What is BGP hijacking?

Table of Contents 4 sections

What is BGP Hijacking?

BGP hijacking exploits the Border Gateway Protocol, which is the fundamental routing protocol that determines how internet traffic flows between autonomous systems (AS), the large networks operated by ISPs, cloud providers, enterprises, and governments. BGP was designed in an era when all network operators were trusted, and the protocol lacks built-in authentication mechanisms to verify the legitimacy of route announcements. This trust-based design makes it vulnerable to hijacking.

In a BGP hijacking attack, a malicious or compromised network announces routes for IP address prefixes that it does not legitimately own. Because BGP routers propagate these announcements to their peers, the false routes can spread across the internet within minutes. Routers that accept these announcements begin directing traffic destined for the hijacked IP addresses through the attacker's network, enabling traffic interception, manipulation, or denial of service.

Types of BGP Hijacking

Prefix hijacking occurs when an attacker announces an IP prefix that belongs to another organization. If the attacker announces a more specific (longer) prefix than the legitimate owner, routers will prefer the more specific route, directing traffic to the attacker even if the legitimate route is also being announced. This is known as a sub-prefix hijack and is particularly effective because longest-prefix matching is a fundamental BGP routing principle.

AS path hijacking involves an attacker manipulating the AS path attribute in BGP announcements to make their route appear shorter or more attractive to other routers. Route leaks, while often accidental, can have effects similar to intentional hijacking when a network inadvertently announces routes it learned from one peer to another peer, violating the expected routing policies. Some BGP hijacking incidents are caused by configuration errors rather than malicious intent, but the impact on affected traffic can be identical.

Real-World BGP Hijacking Incidents

BGP hijacking incidents have affected major organizations and even entire countries. In 2018, traffic destined for Amazon's Route 53 DNS service was hijacked through a BGP route announcement from an unauthorized network, enabling attackers to redirect cryptocurrency wallet users to a phishing site and steal approximately $150,000 in cryptocurrency. The attack lasted only two hours but demonstrated the financial impact of BGP manipulation.

In 2008, Pakistan Telecom accidentally hijacked YouTube's IP addresses while attempting to implement a government censorship order, causing a global YouTube outage lasting several hours. In 2017, traffic for major financial institutions and government agencies was briefly routed through a Russian autonomous system due to a suspicious BGP announcement. These incidents highlight both the fragility of BGP-based routing and the global impact that hijacking events can have.

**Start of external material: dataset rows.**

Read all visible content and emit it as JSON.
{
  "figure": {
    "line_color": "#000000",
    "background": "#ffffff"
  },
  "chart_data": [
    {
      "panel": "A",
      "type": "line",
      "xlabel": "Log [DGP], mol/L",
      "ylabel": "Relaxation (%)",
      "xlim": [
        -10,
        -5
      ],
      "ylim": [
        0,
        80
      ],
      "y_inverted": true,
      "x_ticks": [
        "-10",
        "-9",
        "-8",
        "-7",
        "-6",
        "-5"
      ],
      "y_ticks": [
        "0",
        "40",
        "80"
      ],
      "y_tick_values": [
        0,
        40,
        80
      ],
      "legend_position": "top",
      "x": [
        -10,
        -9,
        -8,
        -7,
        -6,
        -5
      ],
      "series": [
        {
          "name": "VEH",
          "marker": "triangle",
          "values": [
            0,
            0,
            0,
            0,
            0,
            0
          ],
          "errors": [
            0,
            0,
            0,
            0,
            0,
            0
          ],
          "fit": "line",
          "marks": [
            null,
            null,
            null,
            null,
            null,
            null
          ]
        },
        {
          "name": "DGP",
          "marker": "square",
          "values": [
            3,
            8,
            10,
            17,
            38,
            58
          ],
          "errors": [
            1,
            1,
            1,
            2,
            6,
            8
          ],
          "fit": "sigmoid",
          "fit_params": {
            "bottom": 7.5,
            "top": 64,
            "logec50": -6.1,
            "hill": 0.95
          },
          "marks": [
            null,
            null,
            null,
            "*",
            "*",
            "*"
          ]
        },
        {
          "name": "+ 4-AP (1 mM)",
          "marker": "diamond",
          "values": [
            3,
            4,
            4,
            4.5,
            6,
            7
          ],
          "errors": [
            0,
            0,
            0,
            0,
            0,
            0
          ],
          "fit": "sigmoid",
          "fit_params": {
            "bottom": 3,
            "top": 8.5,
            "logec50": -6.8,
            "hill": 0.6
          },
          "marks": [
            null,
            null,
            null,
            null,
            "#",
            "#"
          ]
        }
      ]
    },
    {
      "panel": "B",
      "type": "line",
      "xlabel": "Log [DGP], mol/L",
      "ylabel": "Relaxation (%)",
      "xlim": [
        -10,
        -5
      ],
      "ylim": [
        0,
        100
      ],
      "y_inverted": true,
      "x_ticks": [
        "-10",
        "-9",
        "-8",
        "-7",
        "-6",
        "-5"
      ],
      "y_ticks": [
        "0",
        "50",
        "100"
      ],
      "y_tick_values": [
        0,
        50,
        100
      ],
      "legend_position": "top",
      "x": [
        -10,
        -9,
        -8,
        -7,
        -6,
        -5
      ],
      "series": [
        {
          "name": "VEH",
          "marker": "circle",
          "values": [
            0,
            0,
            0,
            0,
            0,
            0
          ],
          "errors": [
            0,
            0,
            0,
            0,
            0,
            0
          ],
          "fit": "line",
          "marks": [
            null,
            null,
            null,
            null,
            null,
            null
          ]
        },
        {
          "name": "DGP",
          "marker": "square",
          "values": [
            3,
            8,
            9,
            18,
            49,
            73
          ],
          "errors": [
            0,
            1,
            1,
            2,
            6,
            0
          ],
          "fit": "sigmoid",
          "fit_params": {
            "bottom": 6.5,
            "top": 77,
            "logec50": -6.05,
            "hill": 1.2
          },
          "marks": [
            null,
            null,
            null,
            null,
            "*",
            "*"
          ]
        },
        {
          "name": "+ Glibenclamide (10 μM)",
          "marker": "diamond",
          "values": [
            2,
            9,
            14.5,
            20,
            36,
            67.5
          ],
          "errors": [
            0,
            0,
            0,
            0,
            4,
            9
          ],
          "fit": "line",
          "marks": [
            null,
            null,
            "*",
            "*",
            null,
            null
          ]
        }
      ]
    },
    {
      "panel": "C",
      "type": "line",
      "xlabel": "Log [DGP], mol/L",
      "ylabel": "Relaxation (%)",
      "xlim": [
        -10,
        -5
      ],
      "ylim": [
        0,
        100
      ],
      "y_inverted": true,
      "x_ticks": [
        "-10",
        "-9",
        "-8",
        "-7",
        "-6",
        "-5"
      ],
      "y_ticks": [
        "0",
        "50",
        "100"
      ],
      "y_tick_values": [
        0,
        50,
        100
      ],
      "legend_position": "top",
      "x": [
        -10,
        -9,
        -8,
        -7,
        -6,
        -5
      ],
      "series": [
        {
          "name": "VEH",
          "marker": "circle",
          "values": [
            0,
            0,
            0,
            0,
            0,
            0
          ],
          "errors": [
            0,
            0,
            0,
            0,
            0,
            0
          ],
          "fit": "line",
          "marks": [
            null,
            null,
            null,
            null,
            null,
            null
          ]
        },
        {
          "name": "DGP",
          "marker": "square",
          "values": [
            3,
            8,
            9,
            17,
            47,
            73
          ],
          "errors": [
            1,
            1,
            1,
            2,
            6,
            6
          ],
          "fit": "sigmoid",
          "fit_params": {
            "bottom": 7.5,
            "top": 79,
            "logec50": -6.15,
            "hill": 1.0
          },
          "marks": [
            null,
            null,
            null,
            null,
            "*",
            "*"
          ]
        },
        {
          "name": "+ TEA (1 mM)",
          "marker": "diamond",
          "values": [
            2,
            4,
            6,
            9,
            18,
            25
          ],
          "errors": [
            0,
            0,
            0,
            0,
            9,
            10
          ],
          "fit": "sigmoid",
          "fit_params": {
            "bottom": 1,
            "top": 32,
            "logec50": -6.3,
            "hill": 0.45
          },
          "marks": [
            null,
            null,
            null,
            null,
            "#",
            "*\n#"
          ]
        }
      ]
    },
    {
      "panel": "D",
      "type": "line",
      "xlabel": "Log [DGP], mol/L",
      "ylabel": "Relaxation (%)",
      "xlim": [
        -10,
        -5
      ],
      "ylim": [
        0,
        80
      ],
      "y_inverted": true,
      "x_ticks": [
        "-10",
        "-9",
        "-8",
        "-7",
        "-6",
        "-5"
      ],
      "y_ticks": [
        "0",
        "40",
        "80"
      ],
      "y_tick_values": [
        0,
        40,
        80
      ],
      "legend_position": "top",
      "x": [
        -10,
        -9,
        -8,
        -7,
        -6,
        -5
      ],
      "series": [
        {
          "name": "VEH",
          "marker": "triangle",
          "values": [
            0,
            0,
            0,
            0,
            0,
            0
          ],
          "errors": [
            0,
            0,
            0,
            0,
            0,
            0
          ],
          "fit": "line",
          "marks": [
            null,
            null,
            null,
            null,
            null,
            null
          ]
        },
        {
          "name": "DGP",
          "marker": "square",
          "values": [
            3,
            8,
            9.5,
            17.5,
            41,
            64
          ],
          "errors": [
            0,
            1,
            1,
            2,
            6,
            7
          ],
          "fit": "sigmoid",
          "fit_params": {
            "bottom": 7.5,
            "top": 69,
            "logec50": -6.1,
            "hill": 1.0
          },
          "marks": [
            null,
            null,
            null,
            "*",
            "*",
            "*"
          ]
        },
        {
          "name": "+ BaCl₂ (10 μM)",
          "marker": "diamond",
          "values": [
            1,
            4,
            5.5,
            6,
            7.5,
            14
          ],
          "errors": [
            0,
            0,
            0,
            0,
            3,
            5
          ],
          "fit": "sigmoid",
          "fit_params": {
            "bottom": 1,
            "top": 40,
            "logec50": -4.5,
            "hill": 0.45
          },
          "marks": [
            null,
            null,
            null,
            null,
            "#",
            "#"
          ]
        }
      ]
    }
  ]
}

Defending Against BGP Hijacking

Resource Public Key Infrastructure (RPKI) is the primary defense mechanism against BGP hijacking. RPKI allows IP address holders to cryptographically sign Route Origin Authorizations (ROAs) that specify which autonomous systems are authorized to announce their IP prefixes. Networks that implement RPKI validation can automatically reject invalid route announcements, preventing hijacked routes from being propagated.

BGP monitoring services track route announcements in real time and can alert organizations when unexpected changes to their prefixes are detected. Implementing prefix filtering and maintaining accurate Internet Routing Registry (IRR) records help ensure that peers only accept legitimate route announcements. Organizations should also configure maximum prefix limits on BGP sessions and use AS path filtering to reject routes with suspicious path attributes. Adoption of BGPsec, which adds cryptographic validation to the entire AS path, would provide comprehensive protection but deployment remains limited.